Ask any Bravo head you know and they'll tell you that Summer House is the new Vanderpump Rules. Should those words mean nothing to you, you obviously exist in a part of our universe where people are not being forced to stay in their house for days on end, or you just haven't experienced life's full thrills yet.

Currently in its fourth season, the finale and reunion of which will air tonight, Summer House purports to, per a press release from its premiere in 2016, cover "a group of nine friends who work hard during the week, but on the weekends between Memorial Day and Labor Day… share a summer house to let loose in a big way that speaks to their exclusive, high-end lifestyle." East Coasters, and particularly New Yorkers, will be familiar with this type of basic: the finance bro, the woman in HR or sales. Men who wear collared blue button downs and salmon shorts. Women who love brunch and the East Village. Well-off young people who participate in the time-honored tradition of paying an exorbitant amount of money for a "summer share" aka renting a house in the Hamptons and its surrounding areas with a group of friends and acquaintances to party outside the confines of the five boroughs every weekend from June to September.

Advertisement

The first two seasons of Summer House were mediocre. Though the show was painfully, unnecessarily and unconvincingly spun off from Vanderpump Rules—a trick that may have worked for that show when it was spun-off from The Real Housewives of Beverly Hills, but was about 3,000 miles away from successful this time—the cast never quite gelled. It felt too much like a house you might find yourself having committed to spending your summer in only to wish after the first weekend that you could renege on your deposit. (The most entertaining drama came after Season 1, as Page Six gleefully and repeatedly reported on the town of Montauk and East Hampton's successful picketing against the show returning to film.) But with a slight cast refresh—the only remaining cast members from Season 1 are Kyle Cooke, Lindsay Hubbard, and Carl Radke—the show has found its energy.

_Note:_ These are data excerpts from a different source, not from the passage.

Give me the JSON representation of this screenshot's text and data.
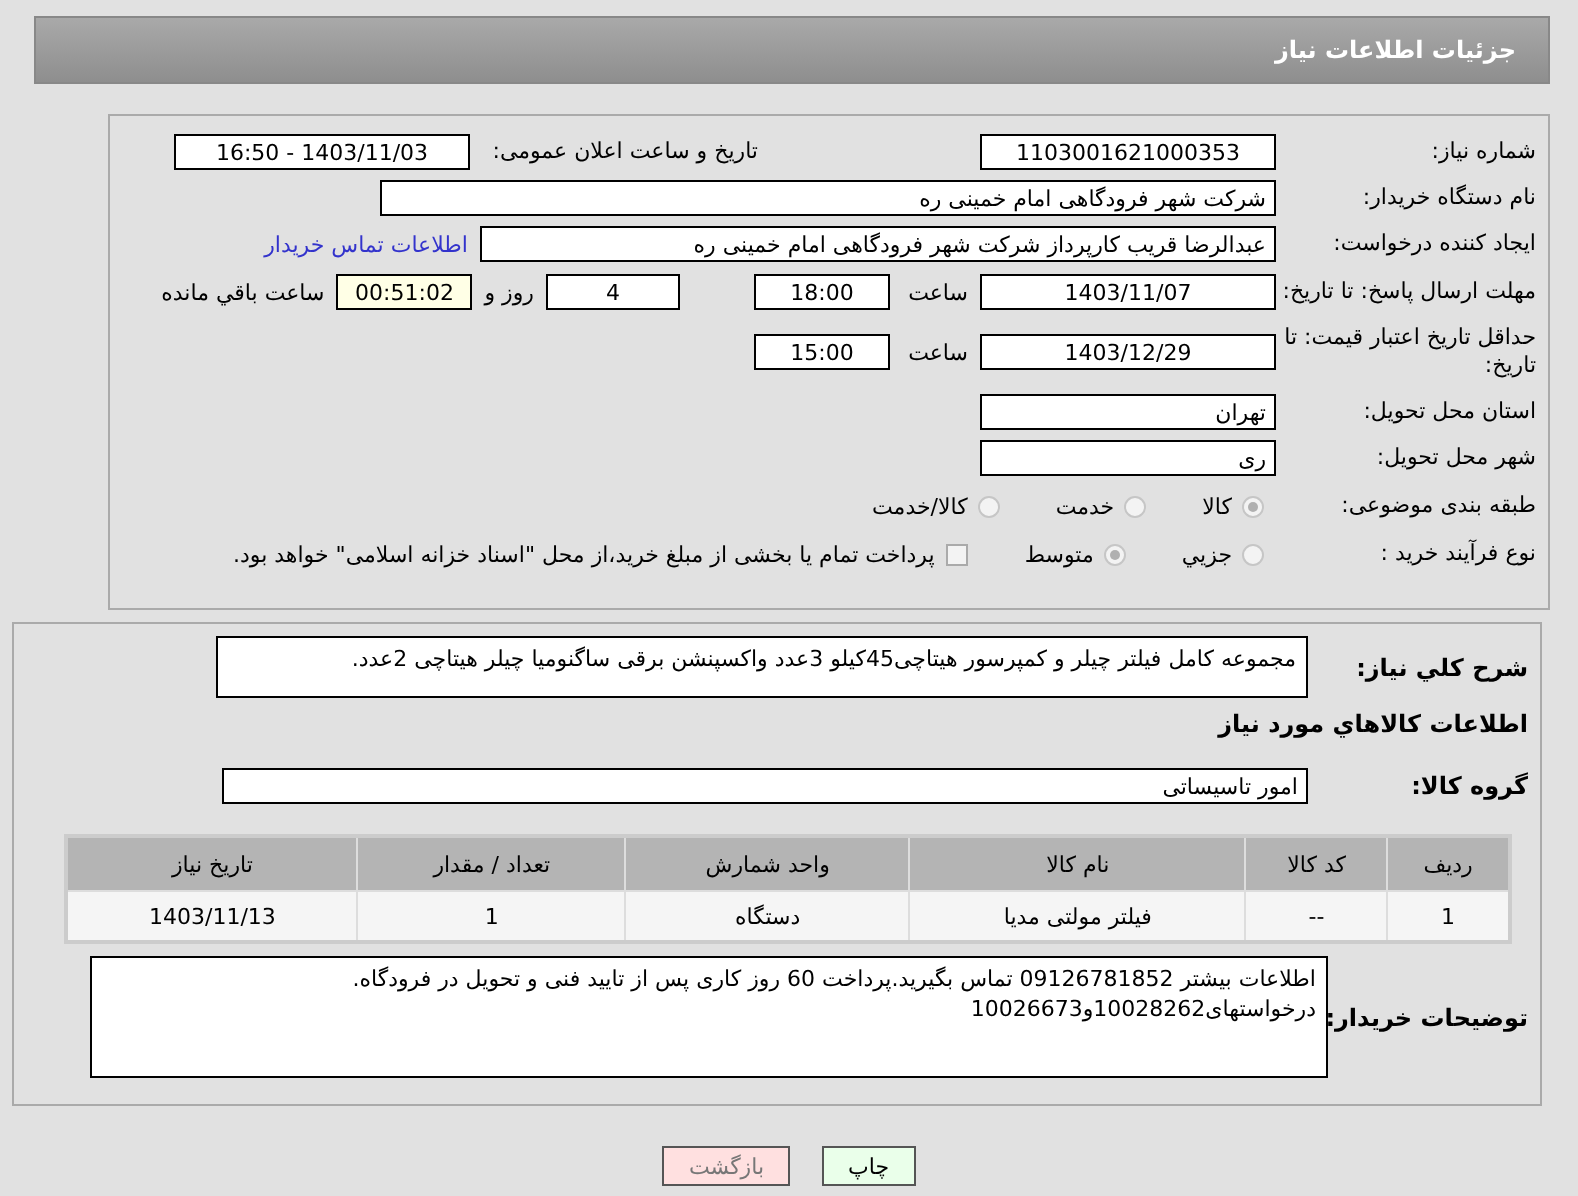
{
  "header": {
    "title": "جزئیات اطلاعات نیاز"
  },
  "need_number": {
    "label": "شماره نیاز:",
    "value": "1103001621000353"
  },
  "announce": {
    "label": "تاریخ و ساعت اعلان عمومی:",
    "value": "1403/11/03 - 16:50"
  },
  "buyer": {
    "label": "نام دستگاه خریدار:",
    "value": "شرکت شهر فرودگاهی امام خمینی  ره"
  },
  "creator": {
    "label": "ایجاد کننده درخواست:",
    "value": "عبدالرضا قریب کارپرداز شرکت شهر فرودگاهی امام خمینی  ره",
    "link": "اطلاعات تماس خریدار"
  },
  "reply_deadline": {
    "label": "مهلت ارسال پاسخ: تا تاریخ:",
    "date": "1403/11/07",
    "time_label": "ساعت",
    "time": "18:00",
    "days": "4",
    "days_label": "روز و",
    "remaining": "00:51:02",
    "remaining_label": "ساعت باقي مانده"
  },
  "price_validity": {
    "label": "حداقل تاریخ اعتبار قیمت: تا تاریخ:",
    "date": "1403/12/29",
    "time_label": "ساعت",
    "time": "15:00"
  },
  "province": {
    "label": "استان محل تحویل:",
    "value": "تهران"
  },
  "city": {
    "label": "شهر محل تحویل:",
    "value": "ری"
  },
  "category": {
    "label": "طبقه بندی موضوعی:",
    "disabled": true,
    "options": [
      {
        "label": "کالا",
        "selected": true
      },
      {
        "label": "خدمت",
        "selected": false
      },
      {
        "label": "کالا/خدمت",
        "selected": false
      }
    ]
  },
  "purchase_type": {
    "label": "نوع فرآیند خرید :",
    "disabled": true,
    "options": [
      {
        "label": "جزیي",
        "selected": false
      },
      {
        "label": "متوسط",
        "selected": true
      }
    ],
    "treasury": {
      "checked": false,
      "text": "پرداخت تمام یا بخشی از مبلغ خرید،از محل \"اسناد خزانه اسلامی\" خواهد بود."
    }
  },
  "description": {
    "label": "شرح کلي نياز:",
    "value": "مجموعه کامل فیلتر چیلر و کمپرسور هیتاچی45کیلو 3عدد واکسپنشن برقی ساگنومیا چیلر هیتاچی 2عدد."
  },
  "goods_heading": "اطلاعات کالاهاي مورد نياز",
  "goods_group": {
    "label": "گروه کالا:",
    "value": "امور تاسیساتی"
  },
  "table": {
    "columns": [
      "ردیف",
      "کد کالا",
      "نام کالا",
      "واحد شمارش",
      "تعداد / مقدار",
      "تاریخ نیاز"
    ],
    "rows": [
      [
        "1",
        "--",
        "فیلتر مولتی مدیا",
        "دستگاه",
        "1",
        "1403/11/13"
      ]
    ]
  },
  "buyer_notes": {
    "label": "توضیحات خریدار:",
    "lines": [
      "اطلاعات بیشتر 09126781852 تماس بگیرید.پرداخت 60 روز کاری پس از تایید فنی و تحویل در فرودگاه.",
      "درخواستهای10028262و10026673"
    ]
  },
  "buttons": [
    {
      "label": "چاپ",
      "kind": "print"
    },
    {
      "label": "بازگشت",
      "kind": "back"
    }
  ]
}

Join along as they pick up their rental cars, drive out for the weekend and immediately admit to "finger-banging" their fellow housemates. (Carl and Lindsay.) Watch gleefully for the Real World-style cameras in the corners of every room of the house, the footage from which the producers piece together as a grid, as everyone gets ready for a night on the town, one insane crop top at a time (Paige). Enjoy your friends resorting to classic strategies like making out in pantries, crying in the bathroom, or throwing a shirt over a camera when they want privacy. Take a seat as they gather around a table at a highly overrated restaurant and all inexplicably order espresso martinis. (I guess it's the caffeine hit? They literally look like shit.) Groove along to blurry footage of them at the club, and then take in the timestamps as they toddle home to their house to drunk eat pizza, make out in the hot tub (Luke and Hannah), unsuccessfully attempt to have sex in the pool (Jules and Jordan), or argue about whether they should have sex at all (Kyle and his long-suffering fiancée Amanda). Witness the wake up the next morning, as the girls and boys each have separate confabs about what the goss is from the night prior, yet somehow still find the energy to go to Barry's Bootcamp, where someone (Carl) will ask out the instructor in front of their "best friend" (Lindsay) mere days after deciding to be "just friends" with said "best friend." Follow that with hours of day-drinking at a winery. Stumble back to the house for a "chill" dinner at home that will end in screaming about who actually isn't exclusive but it's totally fine!!! (Everyone.)

Advertisement

Or maybe it'll be another weekend when they're throwing a large, idiotically themed party, the pool so full of massive floats you can barely see the water, the house full of friends and hangers on, quite possibly including the men of Southern Charm, one of whom will cross-pollinate with a Summer House cast member (Craig and Jules). The costumes will be unflattering, and Kyle's disgusting mullet wig will make an appearance, as will piles upon piles of cans of his spiked seltzer company Loverboy, but the festive vibe will remain strong.

In between these weekends, we will see our friends briefly in the city. But it is the weekends in the Hamptons we know they—and by extension us, because we are living through them—crave. It is here that we will, without fail, see Carl, a softboi dying to be a fuckboy, become romantically entangled with yet another women in the house despite the fact that they have absolutely just witnessed him already crash and burn with someone who is probably a close friend. Is it because he's tall? Whatever the case, his shorts are too short, your parents getting a divorce is no excuse for a 35-year-old man to have commitment issues, and when Jules asked him to tell her about his foursome (???) on a recent episode, his response was "Fivesome."

There are so many reasons reality television can be bad or good, but the reality aspect of it is key: however much there's drama, some part of it, however minute, has to feel real. The friends of Summer House are unabashedly in each other's business, to the point where the only real code of conduct they seem to believe in is you are absolutely allowed to ask deeply personal questions about what sexual activities someone got into with someone else, preferably when they're both present. This somehow allows them to remain messy in an exaggerated but deeply accurate way, and also keep liking each other? Such a dynamic prompts them to ask each other important questions like "Have you ever smelled a weird dick?" or "Why can’t she be eaten out for an hour and a half and everyone be happy for her?" It allows for them to say things like "I was balls deep in tacos last night and I wanted her taco" or "I thought Jules was getting railed with the door open, but it was you getting railed with the door shut, that’s how loud it was." Such events are sadly likely not in our near future; this year, though humans will, as they always do, try to Find a Way, Dockers and Southhampton Publick House will hardly have the thump they once did. But on Summer House, the air is balmy, the drinks are flowing, and time has stopped.